Fisher feels that the current administration is purposefully thwarting the law.  He points to what he calls “the systematic abuse of seasonal sanitation workers.”  According to Fisher, the city hires “seasonal” employees at sub-living wages and lays them off and then rehires them every nine months in an effort to keep them as “seasonal” and without benefits.  Fisher questions the “hypocrisy” of the city,  “asking a private contractor not to do what we ourselves are guilty of.” 

     If Masiello is in fact against the law, a charge he denies, he is not alone.  Marriott and a host of other corporations with large low-wage workforces joined forces with The Washington Post, and successfully lobbied against a similar law in Maryland.  Recently a coalition of hoteliers in Southern California spent over $1 million on a failed campaign to pass an ordinance that would have prohibited the adoption of a living wage law in Santa Monica.   One “think tank” associated with the restaurant and hospitalities industry recently launched a website and published a book, both aimed at instructing local business groups in tactics to defeat living wage initiatives.  The corporate clout lined up against the living wage movement, both locally and nationally, may lend insight into why Mayor Masiello and other city leaders lack vigor in enforcing the ordinance. 

    Despite a well funded opposition, however, the living wage movement is racking up victories at a quickening pace around the country.  Labor and religious groups nationally are using the movement as both inspiration and a model for a renewed worker’s rights struggle.

Maybe Tony’s OK

Bonnie Russell, disagreeing with Fisher, believes that, “the mayor supports the law and always has.”  The problem, she argues, stems from the fact that “many people in the Masiello administration were not aware of the ordinance.”  People in city hall, she says, might have heard of it, but without a copy in front of them, paid little attention to it.  

For what it’s worth, the administration did not corner the market on inaction.  During their struggle to get the city to enforce the law, CEJ and Citizen’s Action representative met with both members of the council and representatives of the administration, all to no avail.  

Joanne Cole agrees with Russell, stating that she too believes Mayor Masiello supports the legislation.  “But city hall is so disorganized,” Cole speculated, “that it seems one hand doesn’t know what the other hand is doing.”  Hence, according to Cole, nothing gets done “and no one seems to care.”  The end result, she added, “is that our tax dollars support law breakers.”  Masiello was not available for comment.

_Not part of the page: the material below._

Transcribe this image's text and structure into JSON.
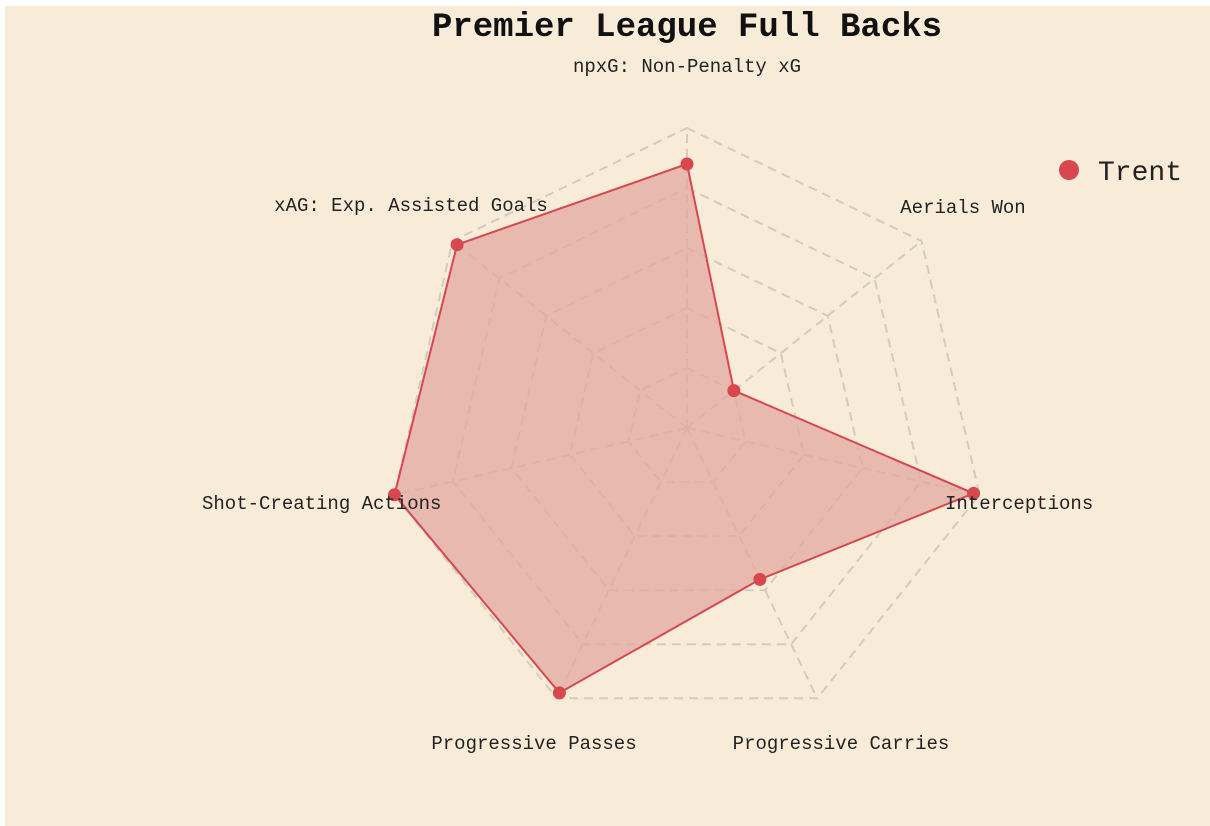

Russell thinks that, “Now is a good time for everyone to come together and make the law work.”  To this end, she is once again trying to get a list of city contractors, this time from the city comptroller’s office.  This, she says, would be the first step toward implementing the living wage law.  Next, she suggests, would be for the administration to approach the council and ask for funding for staff to oversee the implementation of the law.  Finally, she is counting on Cole and Whyte, both of whom are community activists not employed by city hall, to decipher the vendor’s list and lend direction to the enforcement effort.

Damn Rochester

In the meantime, Rochester passed a living wage ordinance last month and immediately began examining contracts and implementing the new law.  Buffalo’s law, by comparison, is coming up on its second birthday.  There is still no firm plan in place to assure compliance and the city is facing a potential multimillion-dollar exposure because of its inaction.